Mengapa Leverage Tinggi Meningkatkan Risiko Secara Drastis
Sebaliknya, kontrak short 3x akan mendekati margin call saat harga mata uang naik 50%. Bayangkan saat membuka posisi dengan 20.000 U untuk membeli 20.000 mata uang, dengan 10.000 mata uang di antaranya posisi short 3x. Jika harga naik 50%, Anda perlu menambah margin, dan Anda bisa menggunakan 10.000 mata uang yang tersisa untuk menambah margin. Karena harga mata uang sudah naik, nilai 10.000 mata uang tersebut menjadi 15.000 U, tetapi hanya perlu menambah mata uang senilai 10.000 U untuk mendorong level margin call. Dibandingkan kontrak berbasis U, ini memberikan margin keamanan yang lebih tinggi.
Namun, ini juga menunjukkan kerentanan leverage tinggi—ketika leverage meningkat, jarak margin call dan fluktuasi pasar nyata semakin dekat. Kontrak 5x, 10x dalam kondisi ekstrem hampir tidak memiliki waktu untuk melakukan penambahan margin.
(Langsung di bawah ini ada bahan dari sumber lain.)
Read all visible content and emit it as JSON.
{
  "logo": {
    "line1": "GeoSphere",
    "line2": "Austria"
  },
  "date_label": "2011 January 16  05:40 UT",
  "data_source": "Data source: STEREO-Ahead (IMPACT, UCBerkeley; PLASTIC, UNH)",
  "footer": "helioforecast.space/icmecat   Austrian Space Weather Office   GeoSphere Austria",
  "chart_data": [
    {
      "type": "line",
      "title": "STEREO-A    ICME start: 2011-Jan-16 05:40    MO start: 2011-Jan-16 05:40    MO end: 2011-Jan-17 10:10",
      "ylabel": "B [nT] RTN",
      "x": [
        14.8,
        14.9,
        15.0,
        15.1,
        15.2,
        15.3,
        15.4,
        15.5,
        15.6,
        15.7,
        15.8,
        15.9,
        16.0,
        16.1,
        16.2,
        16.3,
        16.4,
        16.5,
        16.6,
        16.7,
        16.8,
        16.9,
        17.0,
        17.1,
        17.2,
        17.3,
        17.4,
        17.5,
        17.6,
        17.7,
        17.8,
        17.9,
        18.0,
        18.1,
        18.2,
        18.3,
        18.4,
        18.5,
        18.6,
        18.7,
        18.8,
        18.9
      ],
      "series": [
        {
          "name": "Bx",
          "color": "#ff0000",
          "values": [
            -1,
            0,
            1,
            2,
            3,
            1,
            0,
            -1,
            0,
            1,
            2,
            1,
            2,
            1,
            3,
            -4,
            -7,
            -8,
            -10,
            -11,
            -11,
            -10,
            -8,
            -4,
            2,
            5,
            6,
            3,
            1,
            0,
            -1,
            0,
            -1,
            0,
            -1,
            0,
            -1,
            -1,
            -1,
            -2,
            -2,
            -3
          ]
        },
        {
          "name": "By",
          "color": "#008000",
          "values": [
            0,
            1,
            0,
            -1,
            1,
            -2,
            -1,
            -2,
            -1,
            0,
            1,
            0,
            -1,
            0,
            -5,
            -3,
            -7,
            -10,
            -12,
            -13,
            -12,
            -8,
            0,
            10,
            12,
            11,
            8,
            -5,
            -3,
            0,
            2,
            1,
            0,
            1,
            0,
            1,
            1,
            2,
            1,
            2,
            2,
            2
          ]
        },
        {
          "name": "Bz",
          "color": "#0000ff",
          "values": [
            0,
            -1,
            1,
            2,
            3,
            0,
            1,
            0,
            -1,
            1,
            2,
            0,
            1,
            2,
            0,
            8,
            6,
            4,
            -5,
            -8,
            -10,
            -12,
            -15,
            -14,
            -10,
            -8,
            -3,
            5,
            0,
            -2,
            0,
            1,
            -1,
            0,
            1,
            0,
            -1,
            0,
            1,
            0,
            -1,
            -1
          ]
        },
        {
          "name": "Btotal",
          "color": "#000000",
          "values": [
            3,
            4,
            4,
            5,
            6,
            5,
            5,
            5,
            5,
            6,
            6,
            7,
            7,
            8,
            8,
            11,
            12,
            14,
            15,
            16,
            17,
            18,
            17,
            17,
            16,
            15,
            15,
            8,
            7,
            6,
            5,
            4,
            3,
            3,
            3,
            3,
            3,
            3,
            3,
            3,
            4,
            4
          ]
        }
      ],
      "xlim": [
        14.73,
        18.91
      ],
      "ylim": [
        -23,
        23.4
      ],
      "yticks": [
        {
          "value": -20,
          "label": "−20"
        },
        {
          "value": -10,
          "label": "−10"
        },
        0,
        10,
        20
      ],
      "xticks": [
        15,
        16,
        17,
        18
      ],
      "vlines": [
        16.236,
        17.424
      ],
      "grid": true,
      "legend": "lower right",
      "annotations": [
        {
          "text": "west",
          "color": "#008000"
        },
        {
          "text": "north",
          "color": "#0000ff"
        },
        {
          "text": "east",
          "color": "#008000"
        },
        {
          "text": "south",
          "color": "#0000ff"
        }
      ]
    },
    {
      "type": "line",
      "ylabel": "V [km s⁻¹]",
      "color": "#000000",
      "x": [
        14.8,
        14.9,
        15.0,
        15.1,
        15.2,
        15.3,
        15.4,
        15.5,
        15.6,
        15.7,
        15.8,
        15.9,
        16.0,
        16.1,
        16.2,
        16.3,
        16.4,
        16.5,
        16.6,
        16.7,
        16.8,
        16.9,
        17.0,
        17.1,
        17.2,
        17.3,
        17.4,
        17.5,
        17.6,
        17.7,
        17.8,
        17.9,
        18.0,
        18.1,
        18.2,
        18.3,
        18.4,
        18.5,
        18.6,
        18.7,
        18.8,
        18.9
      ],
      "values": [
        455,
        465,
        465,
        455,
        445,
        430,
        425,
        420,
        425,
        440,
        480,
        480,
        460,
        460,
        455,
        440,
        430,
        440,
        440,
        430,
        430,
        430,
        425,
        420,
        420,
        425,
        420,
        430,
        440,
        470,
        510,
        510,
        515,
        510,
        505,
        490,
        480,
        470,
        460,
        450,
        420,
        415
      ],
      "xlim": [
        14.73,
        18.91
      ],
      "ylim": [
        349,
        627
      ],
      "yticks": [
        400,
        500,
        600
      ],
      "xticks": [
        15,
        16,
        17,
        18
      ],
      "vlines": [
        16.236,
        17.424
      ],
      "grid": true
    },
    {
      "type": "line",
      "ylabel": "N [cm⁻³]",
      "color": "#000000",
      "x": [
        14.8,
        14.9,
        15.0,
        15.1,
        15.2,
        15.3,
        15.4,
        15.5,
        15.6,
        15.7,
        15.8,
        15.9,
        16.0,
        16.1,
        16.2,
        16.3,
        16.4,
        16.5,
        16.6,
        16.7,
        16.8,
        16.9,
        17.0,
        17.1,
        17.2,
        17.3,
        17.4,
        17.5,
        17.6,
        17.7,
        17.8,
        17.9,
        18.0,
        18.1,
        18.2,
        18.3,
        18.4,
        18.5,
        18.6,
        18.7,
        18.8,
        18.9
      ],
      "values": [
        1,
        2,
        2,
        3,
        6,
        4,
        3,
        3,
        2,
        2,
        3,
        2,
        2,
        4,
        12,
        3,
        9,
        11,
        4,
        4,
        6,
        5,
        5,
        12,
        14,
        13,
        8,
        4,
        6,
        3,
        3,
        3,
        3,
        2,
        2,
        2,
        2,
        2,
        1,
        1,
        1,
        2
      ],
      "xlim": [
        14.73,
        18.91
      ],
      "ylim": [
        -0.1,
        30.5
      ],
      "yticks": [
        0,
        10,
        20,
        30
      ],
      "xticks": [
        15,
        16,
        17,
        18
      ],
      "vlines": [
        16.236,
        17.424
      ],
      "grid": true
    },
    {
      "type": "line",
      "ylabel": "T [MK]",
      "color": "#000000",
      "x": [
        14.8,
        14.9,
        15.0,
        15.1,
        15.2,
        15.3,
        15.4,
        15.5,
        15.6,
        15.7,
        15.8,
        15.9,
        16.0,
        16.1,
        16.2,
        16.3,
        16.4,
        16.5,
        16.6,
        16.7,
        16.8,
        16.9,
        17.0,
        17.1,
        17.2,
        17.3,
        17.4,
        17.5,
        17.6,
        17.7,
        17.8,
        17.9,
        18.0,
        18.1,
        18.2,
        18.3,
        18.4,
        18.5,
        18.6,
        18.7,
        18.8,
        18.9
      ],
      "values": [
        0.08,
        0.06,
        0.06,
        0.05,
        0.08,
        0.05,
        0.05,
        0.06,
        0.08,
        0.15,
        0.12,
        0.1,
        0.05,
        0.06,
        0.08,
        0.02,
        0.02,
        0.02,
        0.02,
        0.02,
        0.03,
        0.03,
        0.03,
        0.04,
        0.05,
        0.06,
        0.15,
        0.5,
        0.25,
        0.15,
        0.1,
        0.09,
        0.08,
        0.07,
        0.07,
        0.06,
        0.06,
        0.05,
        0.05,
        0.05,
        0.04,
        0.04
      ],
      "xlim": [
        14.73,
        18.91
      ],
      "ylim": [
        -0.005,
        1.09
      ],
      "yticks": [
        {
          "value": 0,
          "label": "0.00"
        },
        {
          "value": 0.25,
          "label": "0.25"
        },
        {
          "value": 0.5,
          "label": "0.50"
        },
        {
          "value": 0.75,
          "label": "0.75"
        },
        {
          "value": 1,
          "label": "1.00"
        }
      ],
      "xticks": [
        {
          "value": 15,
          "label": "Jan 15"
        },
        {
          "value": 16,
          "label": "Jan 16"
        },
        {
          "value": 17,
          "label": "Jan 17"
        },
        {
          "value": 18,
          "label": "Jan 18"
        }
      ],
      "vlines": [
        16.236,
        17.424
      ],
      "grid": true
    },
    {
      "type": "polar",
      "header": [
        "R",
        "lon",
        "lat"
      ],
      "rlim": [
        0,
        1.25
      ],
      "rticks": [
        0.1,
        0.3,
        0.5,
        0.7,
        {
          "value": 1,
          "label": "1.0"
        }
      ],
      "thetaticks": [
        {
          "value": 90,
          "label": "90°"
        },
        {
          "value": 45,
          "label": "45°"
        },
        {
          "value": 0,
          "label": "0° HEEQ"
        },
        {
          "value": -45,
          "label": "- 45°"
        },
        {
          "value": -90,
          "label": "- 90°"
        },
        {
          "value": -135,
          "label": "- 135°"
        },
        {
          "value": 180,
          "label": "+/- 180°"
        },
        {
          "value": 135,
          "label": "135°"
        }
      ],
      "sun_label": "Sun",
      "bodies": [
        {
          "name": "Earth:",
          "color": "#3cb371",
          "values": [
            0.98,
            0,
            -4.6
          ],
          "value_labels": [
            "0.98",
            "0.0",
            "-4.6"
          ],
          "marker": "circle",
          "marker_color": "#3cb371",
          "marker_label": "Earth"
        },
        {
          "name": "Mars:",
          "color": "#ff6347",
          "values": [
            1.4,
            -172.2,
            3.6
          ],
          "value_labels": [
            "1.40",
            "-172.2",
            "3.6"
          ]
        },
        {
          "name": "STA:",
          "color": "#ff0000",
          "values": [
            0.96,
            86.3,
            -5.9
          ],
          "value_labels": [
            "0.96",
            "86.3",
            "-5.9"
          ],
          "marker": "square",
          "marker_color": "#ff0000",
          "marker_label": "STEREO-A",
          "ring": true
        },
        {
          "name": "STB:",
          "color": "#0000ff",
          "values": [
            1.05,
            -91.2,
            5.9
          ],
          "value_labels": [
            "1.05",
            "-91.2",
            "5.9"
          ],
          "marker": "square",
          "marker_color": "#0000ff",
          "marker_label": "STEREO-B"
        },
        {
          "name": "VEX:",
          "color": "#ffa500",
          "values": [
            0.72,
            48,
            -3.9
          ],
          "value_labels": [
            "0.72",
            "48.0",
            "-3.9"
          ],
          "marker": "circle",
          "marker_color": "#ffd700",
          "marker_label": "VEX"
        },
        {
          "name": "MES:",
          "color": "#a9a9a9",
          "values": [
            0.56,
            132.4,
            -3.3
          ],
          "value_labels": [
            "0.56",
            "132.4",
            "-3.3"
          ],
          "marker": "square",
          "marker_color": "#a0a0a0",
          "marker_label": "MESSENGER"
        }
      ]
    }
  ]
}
Prinsip Pengaturan Praktis Kontrak Berbasis Mata Uang
Keunggulan kontrak berbasis mata uang sepenuhnya bergantung pada leverage rendah. Pengaturan 1-3x memungkinkan Anda meraih keuntungan dari leverage sekaligus menjaga ruang operasi dalam kondisi ekstrem melalui mekanisme penambahan margin. Di luar rentang ini, keunggulan akan hilang dan risiko meningkat secara eksponensial.
Strategi kontrak berbasis mata uang yang efektif tidak berfokus pada mencapai tingkat pengembalian tinggi, melainkan pada merancang posisi yang toleran terhadap kesalahan—menyisihkan dana margin yang cukup, memilih tingkat leverage yang tepat, dan menjadikan waktu serta volatilitas pasar sebagai sekutu dalam penggandaan keuntungan, bukan lawan.